De nouvelles recherches effectuées par une équipe internationale montrent que le retrait et l’amincissement actuels du glacier de Pine Island, en Antarctique de l’Ouest, s’inscrit dans une tendance climatique qui a débuté dans les années 1940.

L’équipe, composée de scientifiques du Lawrence Livermore National Laboratory, du British Antarctic Survey, de la NASA, de l’Observatoire Lamont-Doherty et de plusieurs universités, a analysé les sédiments récupérés sous la plateforme de glace de Pine Island. Le groupe de chercheurs conclu dans la revue Nature que la ligne d’échouage, c’est-à-dire la limite séparant la partie posée sur le sol de la partie flottant sur la mer, a reculé à partir de 1945.

Plateforme de glace telle qu'on en trouve en Antarctique de l'Ouest (Source : Kelvinsong)

Plateforme de glace telle qu’on en trouve en Antarctique de l’Ouest (Source : Kelvinsong)

L’équipe a également constaté que la ligne d’échouage s’était détachée d’une arête saillante du fond marin en 1970. Cette information est intéressante car l’instabilité des glaciers de l’Antarctique est due au fait que les plateformes de glace sont attachées à un socle rocheux situé sous le niveau de la mer.

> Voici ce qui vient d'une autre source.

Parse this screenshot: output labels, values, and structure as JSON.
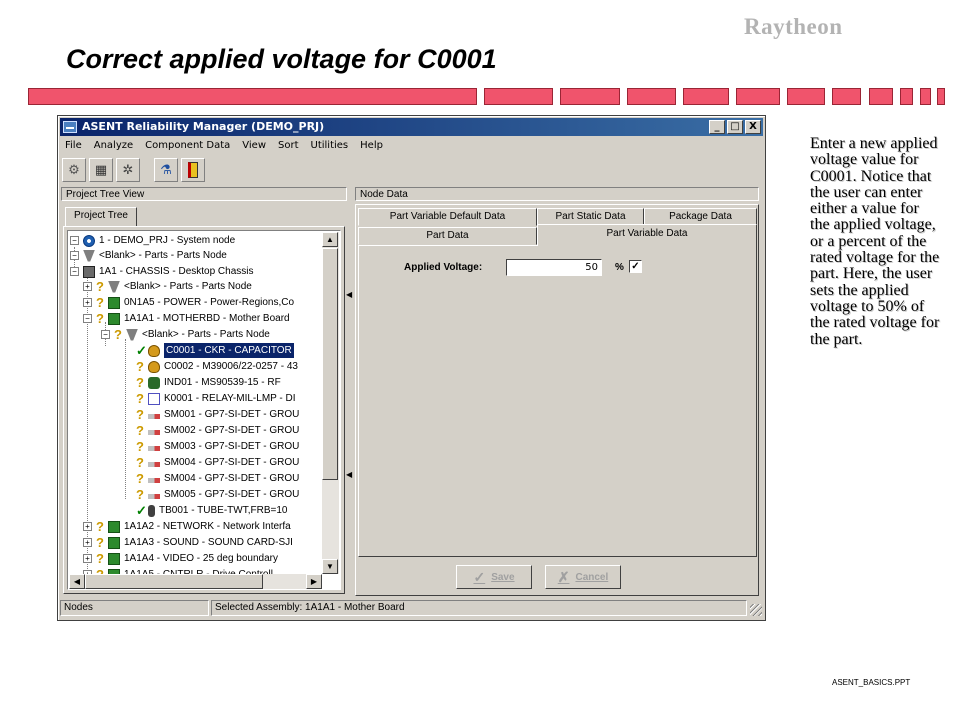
{
  "slide": {
    "logo_text": "Raytheon",
    "title": "Correct applied voltage for C0001",
    "description": "Enter a new applied voltage value for C0001. Notice that the user can enter either a value for the applied voltage, or a percent of the rated voltage for the part. Here, the user sets the applied voltage to 50% of the rated voltage for the part.",
    "footer": "ASENT_BASICS.PPT",
    "stripe_color": "#f0546c"
  },
  "window": {
    "title": "ASENT Reliability Manager (DEMO_PRJ)",
    "caption_buttons": [
      "_",
      "□",
      "X"
    ],
    "menu": [
      "File",
      "Analyze",
      "Component Data",
      "View",
      "Sort",
      "Utilities",
      "Help"
    ],
    "toolbar_icons": [
      "parts-library-icon",
      "calculator-icon",
      "settings-gear-icon",
      "analysis-icon",
      "exit-door-icon"
    ],
    "title_color": "#0a246a"
  },
  "project_tree": {
    "pane_label": "Project Tree View",
    "tab_label": "Project Tree",
    "rows": [
      {
        "text": "1  -  DEMO_PRJ  -  System node",
        "icon": "system-node-icon"
      },
      {
        "text": "<Blank>  -  Parts  -  Parts Node",
        "icon": "parts-node-icon"
      },
      {
        "text": "1A1  -  CHASSIS  -  Desktop Chassis",
        "icon": "chassis-icon"
      },
      {
        "text": "<Blank>  -  Parts  -  Parts Node",
        "icon": "parts-node-icon"
      },
      {
        "text": "0N1A5  -  POWER  -  Power-Regions,Co",
        "icon": "board-icon"
      },
      {
        "text": "1A1A1  -  MOTHERBD  -  Mother Board",
        "icon": "board-icon"
      },
      {
        "text": "<Blank>  -  Parts  -  Parts Node",
        "icon": "parts-node-icon"
      },
      {
        "text": "C0001  -  CKR  -  CAPACITOR",
        "icon": "capacitor-icon",
        "status": "check"
      },
      {
        "text": "C0002  -  M39006/22-0257  -  43",
        "icon": "capacitor-icon",
        "status": "question"
      },
      {
        "text": "IND01  -  MS90539-15  -  RF",
        "icon": "inductor-icon",
        "status": "question"
      },
      {
        "text": "K0001  -  RELAY-MIL-LMP  -  DI",
        "icon": "relay-icon",
        "status": "question"
      },
      {
        "text": "SM001  -  GP7-SI-DET  -  GROU",
        "icon": "semiconductor-icon",
        "status": "question"
      },
      {
        "text": "SM002  -  GP7-SI-DET  -  GROU",
        "icon": "semiconductor-icon",
        "status": "question"
      },
      {
        "text": "SM003  -  GP7-SI-DET  -  GROU",
        "icon": "semiconductor-icon",
        "status": "question"
      },
      {
        "text": "SM004  -  GP7-SI-DET  -  GROU",
        "icon": "semiconductor-icon",
        "status": "question"
      },
      {
        "text": "SM004  -  GP7-SI-DET  -  GROU",
        "icon": "semiconductor-icon",
        "status": "question"
      },
      {
        "text": "SM005  -  GP7-SI-DET  -  GROU",
        "icon": "semiconductor-icon",
        "status": "question"
      },
      {
        "text": "TB001  -  TUBE-TWT,FRB=10",
        "icon": "tube-icon",
        "status": "check"
      },
      {
        "text": "1A1A2  -  NETWORK  -  Network Interfa",
        "icon": "board-icon",
        "status": "question"
      },
      {
        "text": "1A1A3  -  SOUND  -  SOUND CARD-SJI",
        "icon": "board-icon",
        "status": "question"
      },
      {
        "text": "1A1A4  -  VIDEO  -  25 deg boundary",
        "icon": "board-icon",
        "status": "question"
      },
      {
        "text": "1A1A5  -  CNTRLR  -  Drive Controll",
        "icon": "board-icon",
        "status": "question"
      }
    ]
  },
  "node_data": {
    "pane_label": "Node Data",
    "tabs_back": [
      "Part Variable Default Data",
      "Part Static Data",
      "Package Data"
    ],
    "tabs_front": [
      "Part Data",
      "Part Variable Data"
    ],
    "active_tab": "Part Variable Data",
    "applied_voltage_label": "Applied Voltage:",
    "applied_voltage_value": "50",
    "percent_symbol": "%",
    "percent_checked": "✓",
    "save_label": "Save",
    "cancel_label": "Cancel"
  },
  "statusbar": {
    "left": "Nodes",
    "right": "Selected Assembly: 1A1A1  -  Mother Board"
  }
}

Dans un contexte de réchauffement de l’océan, l’eau chaude située sous les plateformes fait reculer cette zone d’attache en la faisant fondre progressivement. Quand les plateformes perdent de la masse, elle ne permettent plus de contenir l’avancée des glaciers vers la mer. D’où une accélération de leur écoulement et un amincissement.

L’étude parue dans Nature montre que, même lorsque le forçage climatique (comme El Niño) s’est réduit, le retrait de la glace a continué, ce qui laisse penser qu’un forçage autre que naturel s’est exercé.

Le Pine Island Glacier, le plus actif de la région, s’enfonce de plus en plus vite dans l’océan : son rythme d’écoulement s’est accéléré de 75% en 40 ans.

Glaciers de la mer d'Amundsen, région de l'Antarctique de l'Ouest (source : NASA/GSFC/SVS)

Glaciers de la mer d’Amundsen, région de l’Antarctique de l’Ouest (source : NASA/GSFC/SVS)

L’Antarctique de l’Ouest représente l’une des plus grandes sources potentielles d’élévation du niveau de la mer. C’est la partie du continent la plus sensible au réchauffement climatique. Si elle fondait totalement, elle pourrait entraîner une élévation du niveau de la mer de 4 à 5 mètres. Le glacier de Pine Island représente à lui seul 25% de la hausse du niveau de la mer imputable à l’Antarctique occidental.

Au cours des 40 dernières années, les glaciers qui s’écoulent dans le secteur de la mer d’Amundsen ont fondu à un rythme accéléré. Plusieurs modèles numériques laissent entendre qu’un retrait inexorable de la ligne d’échouage est en cours.

Une étude publiée en 2014 par des chercheurs de l’université Irvine et de la NASA avait montré un fort accroissement de la vitesse d’écoulement des glaciers Thwaites et Pine Island dans la mer d’Amundsen. Les pertes sont telles que la désintégration de ces glaciers est désormais jugée irréversible, rien ne pouvant plus les empêcher de fondre dans la mer.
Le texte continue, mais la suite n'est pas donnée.